Calculus problem help!?

f(x) = x^3 - 12x + 1

f ' (x) = 3x^2 - 12

f '' (x) = 6x

equate f ' (x) to zero to get critical points

3x^2 - 12 = 0

=> x^2 = 4

x = -2 and 2

in the interval ( - ∞, -2 ) f is increasing

in the interval (-2, 2) f is decreasing

in the interval (2, ∞) f is increasing

f(-2) = -8 + 24 + 1 = 17 is local maximum

f(2) = 8 - 24 + 1 = -15 is local minimum

equate f '' (x) to zero to get inflection points

6x = 0

=> x = 0

x = 0 is only inflection point

in the interval ( - ∞, 0 ), f '' (-1) = -6 < 0 --> concave down

in the interval (0, ∞), f '' (1) = 6 > 0 --> concave up

f (x) = x^3 - 12x + 1

. . . the first derivative set to 0 finds turning or stationary points

f ' (x) = 3x^2 - 12

3x^2 - 12 = 0

3 * (x + 2) * (x - 2) = 0

x = 2 ... x = - 2

. . . the second derivative evaluated at x = 2 and -2 determines if those points are min, max, or neither.

f ' ' (x) = 6x

f ' ' (2) = 6*2 = 12 <== positive value indicates x=2 is a local minimum

f ' ' (-2) = 6*(-2) = -12 <== negative value indicates x=-2 is a local maximum

a.)

x = - 2 is a maximum, and x=2 is a minimum ... so

x = - infinity to -2 is increasing

x = -2 to +2 is decreasing

x = +2 to + infinity is increasing

b.)

f (-2) = (-2)^3 - 12*(-2) + 1 = 17

f (2) = (2)^3 - 12*(2) + 1 = - 15

c.)

. . . the second derivative set to 0 finds inflection points, or where concavity changes

6x = 0

x = 0 <=== inflection point

x = - 2 is a maximum, so must be concave down

concavity changes at the inflection point(s) ... so

x = - infinity to 0 is concave down

x = 0 to + infinity is concave up

I'll answer b first because it helps you find a. To find the minimum and maximum values of f, you should first derive your function, which should be 3x^2-12. Knowing that a derivative equals the slope of the tangent line, and that minimums and maximums occur when the slope is 0, you should set 3x^2 -12 to zero. This should give you zeroes which are 2 and -2.

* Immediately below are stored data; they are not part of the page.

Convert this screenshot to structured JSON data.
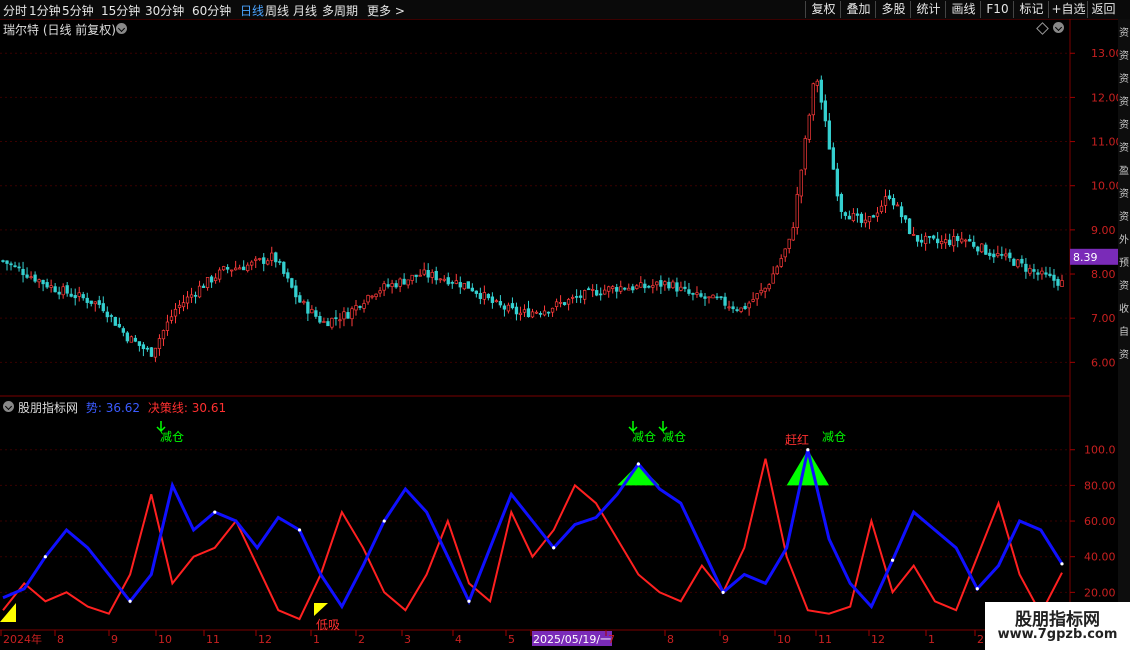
{
  "toolbar": {
    "periods": [
      "分时",
      "1分钟",
      "5分钟",
      "15分钟",
      "30分钟",
      "60分钟",
      "日线",
      "周线",
      "月线",
      "多周期",
      "更多 >"
    ],
    "active_period": "日线",
    "tools": [
      "复权",
      "叠加",
      "多股",
      "统计",
      "画线",
      "F10",
      "标记",
      "+自选",
      "返回"
    ]
  },
  "price_panel": {
    "title": "瑞尔特 (日线 前复权)",
    "y_ticks": [
      "13.00",
      "12.00",
      "11.00",
      "10.00",
      "9.00",
      "8.00",
      "7.00",
      "6.00"
    ],
    "current_price": "8.39",
    "colors": {
      "up": "#ff3b3b",
      "down": "#35d0d0",
      "grid": "#3a0000"
    }
  },
  "indicator_panel": {
    "name": "股朋指标网",
    "line1_label": "势: 36.62",
    "line2_label": "决策线: 30.61",
    "y_ticks": [
      "100.0",
      "80.00",
      "60.00",
      "40.00",
      "20.00"
    ],
    "colors": {
      "line1": "#1010ff",
      "line2": "#ff2020",
      "fill": "#00ff00",
      "low_fill": "#ffff00"
    },
    "annotations": [
      {
        "id": "reduce1",
        "text": "减仓",
        "color": "#00ff00"
      },
      {
        "id": "reduce2",
        "text": "减仓",
        "color": "#00ff00"
      },
      {
        "id": "reduce3",
        "text": "减仓",
        "color": "#00ff00"
      },
      {
        "id": "run",
        "text": "赶红",
        "color": "#ff3030"
      },
      {
        "id": "reduce4",
        "text": "减仓",
        "color": "#00ff00"
      },
      {
        "id": "low",
        "text": "低吸",
        "color": "#ff3030"
      }
    ]
  },
  "x_axis": {
    "labels": [
      "2024年",
      "8",
      "9",
      "10",
      "11",
      "12",
      "1",
      "2",
      "3",
      "4",
      "5",
      "2025/05/19/一",
      "7",
      "8",
      "9",
      "10",
      "11",
      "12",
      "1",
      "2"
    ],
    "highlight": "2025/05/19/一"
  },
  "sidebar_chars": [
    "资",
    "资",
    "资",
    "资",
    "资",
    "资",
    "盈",
    "资",
    "资",
    "外",
    "预",
    "资",
    "收",
    "自",
    "资"
  ],
  "watermark": {
    "title": "股朋指标网",
    "url": "www.7gpzb.com"
  },
  "chart_data": [
    {
      "type": "candlestick",
      "title": "瑞尔特 (日线 前复权)",
      "ylim": [
        5.6,
        13.3
      ],
      "last_close": 8.39,
      "approx_close_path": [
        8.3,
        8.0,
        7.7,
        7.5,
        7.3,
        6.6,
        6.2,
        7.2,
        7.7,
        8.1,
        8.2,
        8.4,
        7.4,
        6.9,
        7.1,
        7.6,
        7.8,
        8.0,
        7.9,
        7.7,
        7.3,
        7.1,
        7.2,
        7.4,
        7.6,
        7.7,
        7.7,
        7.8,
        7.5,
        7.4,
        7.2,
        7.7,
        8.8,
        12.6,
        9.5,
        9.1,
        9.8,
        8.8,
        8.7,
        8.8,
        8.5,
        8.3,
        8.0,
        7.8
      ]
    },
    {
      "type": "line",
      "title": "股朋指标网",
      "ylim": [
        0,
        115
      ],
      "series": [
        {
          "name": "势",
          "last": 36.62,
          "values": [
            17,
            22,
            40,
            55,
            45,
            30,
            15,
            30,
            80,
            55,
            65,
            60,
            45,
            62,
            55,
            30,
            12,
            35,
            60,
            78,
            65,
            40,
            15,
            45,
            75,
            60,
            45,
            58,
            62,
            75,
            92,
            78,
            70,
            45,
            20,
            30,
            25,
            45,
            100,
            50,
            25,
            12,
            38,
            65,
            55,
            45,
            22,
            35,
            60,
            55,
            36
          ]
        },
        {
          "name": "决策线",
          "last": 30.61,
          "values": [
            10,
            25,
            15,
            20,
            12,
            8,
            30,
            75,
            25,
            40,
            45,
            60,
            35,
            10,
            5,
            30,
            65,
            45,
            20,
            10,
            30,
            60,
            25,
            15,
            65,
            40,
            55,
            80,
            70,
            50,
            30,
            20,
            15,
            35,
            20,
            45,
            95,
            40,
            10,
            8,
            12,
            60,
            20,
            35,
            15,
            10,
            40,
            70,
            30,
            8,
            31
          ]
        }
      ]
    }
  ]
}
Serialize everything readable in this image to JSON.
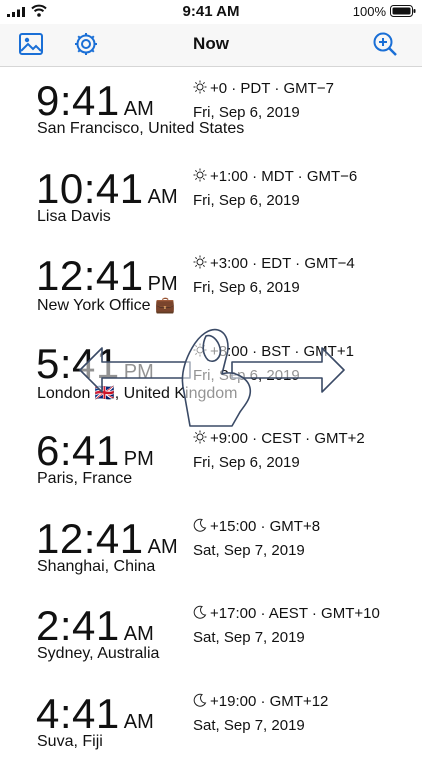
{
  "status_bar": {
    "time": "9:41 AM",
    "battery": "100%"
  },
  "nav": {
    "title": "Now",
    "left_icons": [
      "photo-icon",
      "gear-icon"
    ],
    "right_icon": "zoom-in-icon",
    "accent_color": "#1a6fd6"
  },
  "clocks": [
    {
      "time": "9:41",
      "ampm": "AM",
      "city": "San Francisco, United States",
      "icon": "sun",
      "offset": "+0 · PDT · GMT−7",
      "date": "Fri, Sep 6, 2019"
    },
    {
      "time": "10:41",
      "ampm": "AM",
      "city": "Lisa Davis",
      "icon": "sun",
      "offset": "+1:00 · MDT · GMT−6",
      "date": "Fri, Sep 6, 2019"
    },
    {
      "time": "12:41",
      "ampm": "PM",
      "city": "New York Office 💼",
      "icon": "sun",
      "offset": "+3:00 · EDT · GMT−4",
      "date": "Fri, Sep 6, 2019"
    },
    {
      "time": "5:41",
      "ampm": "PM",
      "city": "London 🇬🇧, United Kingdom",
      "icon": "sun",
      "offset": "+8:00 · BST · GMT+1",
      "date": "Fri, Sep 6, 2019"
    },
    {
      "time": "6:41",
      "ampm": "PM",
      "city": "Paris, France",
      "icon": "sun",
      "offset": "+9:00 · CEST · GMT+2",
      "date": "Fri, Sep 6, 2019"
    },
    {
      "time": "12:41",
      "ampm": "AM",
      "city": "Shanghai, China",
      "icon": "moon",
      "offset": "+15:00 · GMT+8",
      "date": "Sat, Sep 7, 2019"
    },
    {
      "time": "2:41",
      "ampm": "AM",
      "city": "Sydney, Australia",
      "icon": "moon",
      "offset": "+17:00 · AEST · GMT+10",
      "date": "Sat, Sep 7, 2019"
    },
    {
      "time": "4:41",
      "ampm": "AM",
      "city": "Suva, Fiji",
      "icon": "moon",
      "offset": "+19:00 · GMT+12",
      "date": "Sat, Sep 7, 2019"
    }
  ],
  "gesture_hint": "swipe-left-right"
}
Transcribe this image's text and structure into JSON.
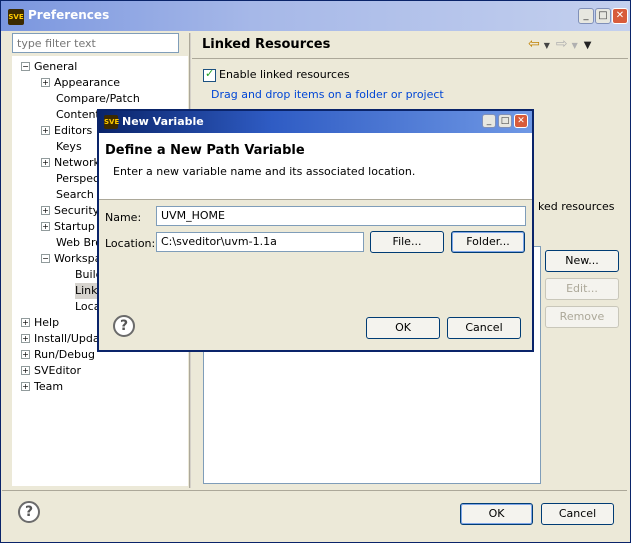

Now you should plug in points within intervals: infinity to -2, -2 to 2, and 2 to infinity, into your derived equation 3x^2-12. If the result is positive, your function is increasing. If negative, your function should be decreasing.

For c, know that inflection points are the points where the graph changes concavity. This link discusses concavity: http://www.sosmath.com/calculus/diff/der15/der15.h... To find these, derive your equation again to get 6x. Find your zero, which is simply 0. This is your point of concavity. Plug in points once more from infinity to zero and zero to infinity to find your intervals of concavity. A positive result means it is concaved upward like a u, and a negative result means that your function is concaved downward, like an upside-down u.

a) It will be increasing when the first derivative is positive, and decreasing when the first derivative is negative.

The first derivative is 3x^2 - 12, which is positive when 3x^2 > 12, which is when x^2 > 4, which occurs when x<-2 or x>2

It's negative when 3x^2 < 12, which is when x^2 < 4, which occurs when -2 < x < 2

So, the intervals when it is increasing:

(-inf, -2) U (2, +inf)

Decreasing:

(-2, 2)

b)

There is a local maximum at x=-2, and that maximum is (-2)^3 - 12(-2) + 1 = -8 + 24 + 1 = 17

There is a local minimum at x=2, and that minimum is (2)^3 - 12(2) + 1 = 8 - 24 + 1 = -15

c)

For concavity, we go by the second derivative, which is 6x

When x < 0, it is negative, and thus concave down.

When x > 0, it is positive, and concave up.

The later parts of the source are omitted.